We are grateful to Drs. Xin and Xuan for their interest in our study, in which the long-term outcome of 1965 hepatitis B surface antigen (HBsAg) carriers with antibody against hepatitis B e antigen (anti-HBe) and normal alanine aminotransferase at baseline were studied.1 The authors had three comments or questions on our article:
- 1As described in the section of Patients and Methods, all study patients did not receive antiviral or immunomodulatory therapy before entry and during follow-up, so all 24 patients with reactivation of hepatitis B had “spontaneous” HBsAg seroclearance 3–20 years after the onset of hepatitis B.

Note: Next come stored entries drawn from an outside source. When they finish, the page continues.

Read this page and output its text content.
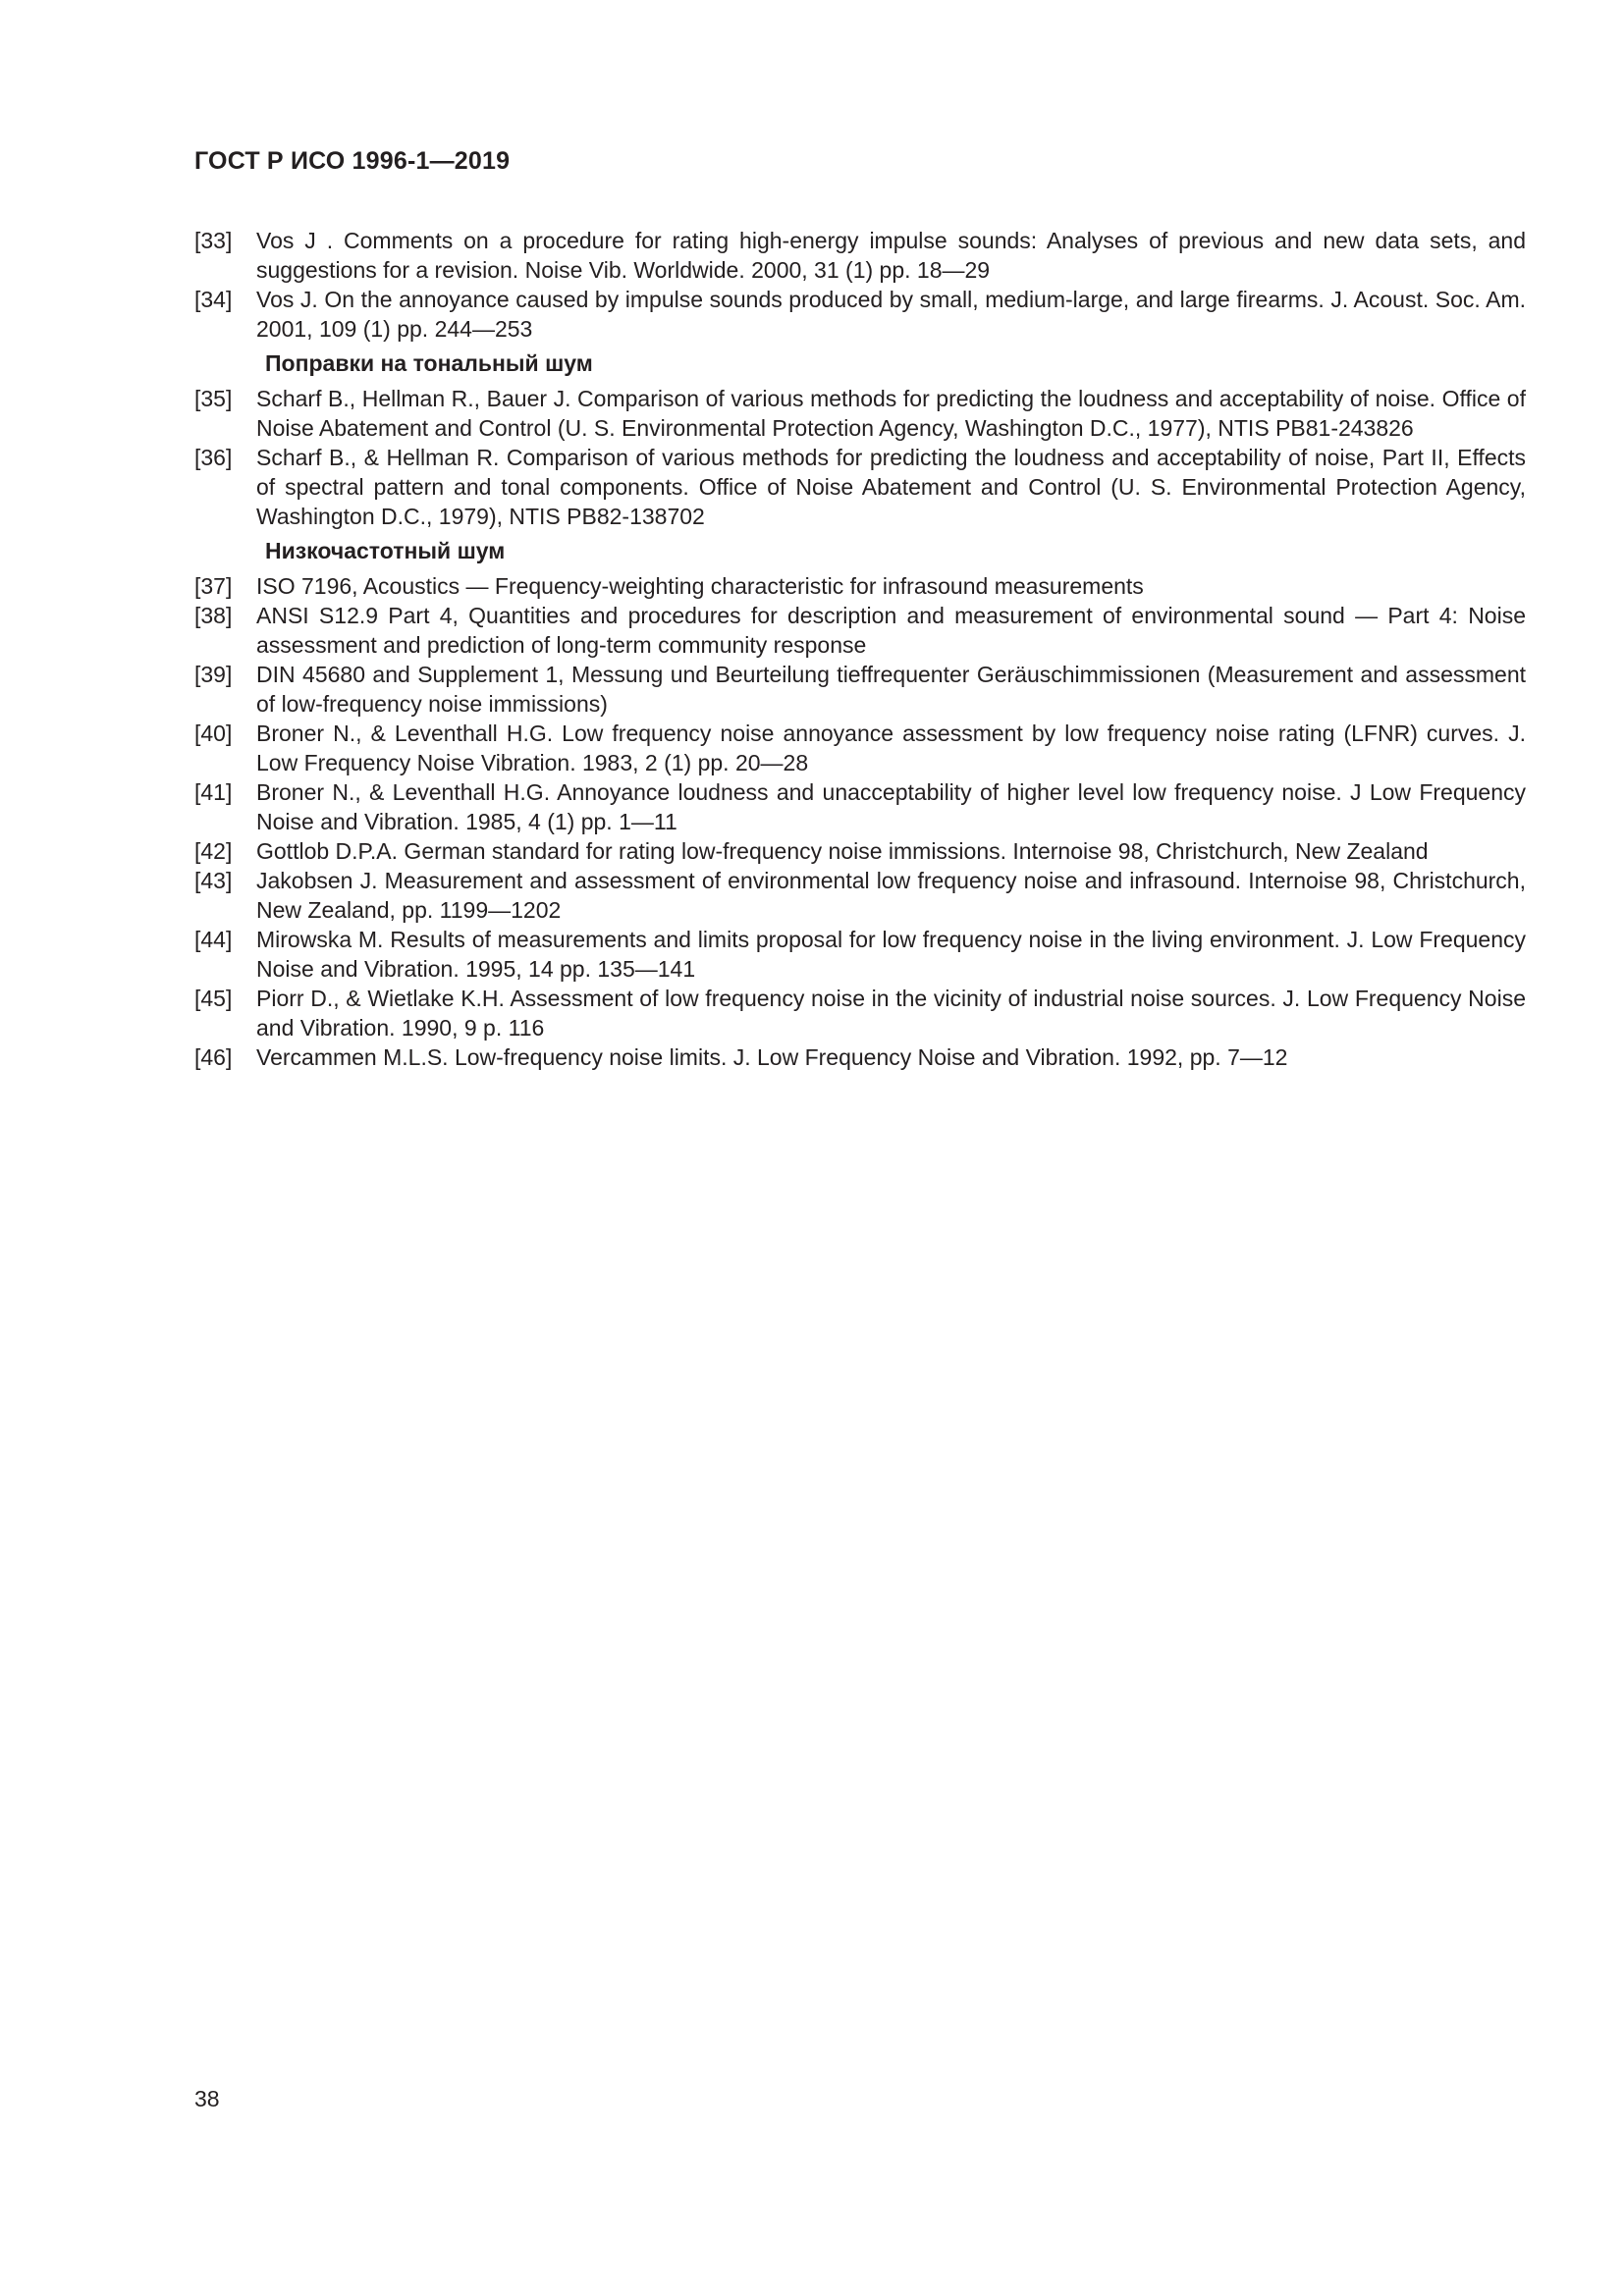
ГОСТ Р ИСО 1996-1—2019
[33]	Vos J . Comments on a procedure for rating high-energy impulse sounds: Analyses of previous and new data sets, and suggestions for a revision. Noise Vib. Worldwide. 2000, 31 (1) pp. 18—29
[34]	Vos J. On the annoyance caused by impulse sounds produced by small, medium-large, and large firearms. J. Acoust. Soc. Am. 2001, 109 (1) pp. 244—253
Поправки на тональный шум
[35]	Scharf B., Hellman R., Bauer J. Comparison of various methods for predicting the loudness and acceptability of noise. Office of Noise Abatement and Control (U. S. Environmental Protection Agency, Washington D.C., 1977), NTIS PB81-243826
[36]	Scharf B., & Hellman R. Comparison of various methods for predicting the loudness and acceptability of noise, Part II, Effects of spectral pattern and tonal components. Office of Noise Abatement and Control (U. S. Environmental Protection Agency, Washington D.C., 1979), NTIS PB82-138702
Низкочастотный шум
[37]	ISO 7196, Acoustics — Frequency-weighting characteristic for infrasound measurements
[38]	ANSI S12.9 Part 4, Quantities and procedures for description and measurement of environmental sound — Part 4: Noise assessment and prediction of long-term community response
[39]	DIN 45680 and Supplement 1, Messung und Beurteilung tieffrequenter Geräuschimmissionen (Measurement and assessment of low-frequency noise immissions)
[40]	Broner N., & Leventhall H.G. Low frequency noise annoyance assessment by low frequency noise rating (LFNR) curves. J. Low Frequency Noise Vibration. 1983, 2 (1) pp. 20—28
[41]	Broner N., & Leventhall H.G. Annoyance loudness and unacceptability of higher level low frequency noise. J Low Frequency Noise and Vibration. 1985, 4 (1) pp. 1—11
[42]	Gottlob D.P.A. German standard for rating low-frequency noise immissions. Internoise 98, Christchurch, New Zealand
[43]	Jakobsen J. Measurement and assessment of environmental low frequency noise and infrasound. Internoise 98, Christchurch, New Zealand, pp. 1199—1202
[44]	Mirowska M. Results of measurements and limits proposal for low frequency noise in the living environment. J. Low Frequency Noise and Vibration. 1995, 14 pp. 135—141
[45]	Piorr D., & Wietlake K.H. Assessment of low frequency noise in the vicinity of industrial noise sources. J. Low Frequency Noise and Vibration. 1990, 9 p. 116
[46]	Vercammen M.L.S. Low-frequency noise limits. J. Low Frequency Noise and Vibration. 1992, pp. 7—12
38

- 2The number of patients with age at entry of 60–69 years and ≥70 years were very small, so they were grouped together with those with age at entry of 50–59 years as patients with age at entry ≥50 years.
- 3Many authors have divided the natural course of perinatally acquired chronic hepatitis B virus infection into four phases: immune tolerance, immune clearance, inactive carrier state, and reactivation of hepatitis B. However, as seen in the current study, only 16% (314/1965) of anti-HBe–positive carriers had reactivation of hepatitis B during a long-term follow-up of more than 20 years. The cumulative probabilities of reactivation of hepatitis B in this series were 9.7%, 17.1%, 19.6%, and 21.5%, respectively, after 5, 10, 15, and 20 years.1 These findings indicated that reactivation of hepatitis B tended to occur much more frequently during the first 10 years of follow-up and became relatively uncommon 15 years later. Furthermore, the natural course following spontaneous hepatitis B e antigen (HBeAg) seroconversion has been studied in two different cohorts from our unit, one involving 283 patients with HBeAg-positive chronic hepatitis B2 and the other involving 240 HBeAg-positive carriers.3 The annual rates of reactivation of hepatitis B were 3.3% and 2.2% per year, respectively.2, 3 The cumulative probability of HBeAg-negative chronic hepatitis B after 15 years was about 23%.2 Reactivation of hepatitis B occurred much more frequently during the first 10 years after HBeAg seroconversion.2 On the basis of the data of these studies, the overall incidence of reactivation of hepatitis B following HBeAg seroconversion was estimated to be as high as 25%. Accordingly, in Taiwan, following HBeAg seroconversion, only 25% of HBsAg carriers will go through the fourth phase, while the other 75% of HBsAg carriers will stop at the third phase as inactive carriers with lifelong sustained remission of hepatitis. Perhaps the incidence of reactivation of hepatitis B may be much lower for HBsAg carriers from low-endemic or intermediate-endemic areas.4 Therefore, we preferred to divide the natural course of chronic hepatitis B virus infection into three phases, because the division of the natural course of chronic hepatitis B into four phases likely will give us a misimpression that all or the majority of HBsAg carriers will go through the four phases.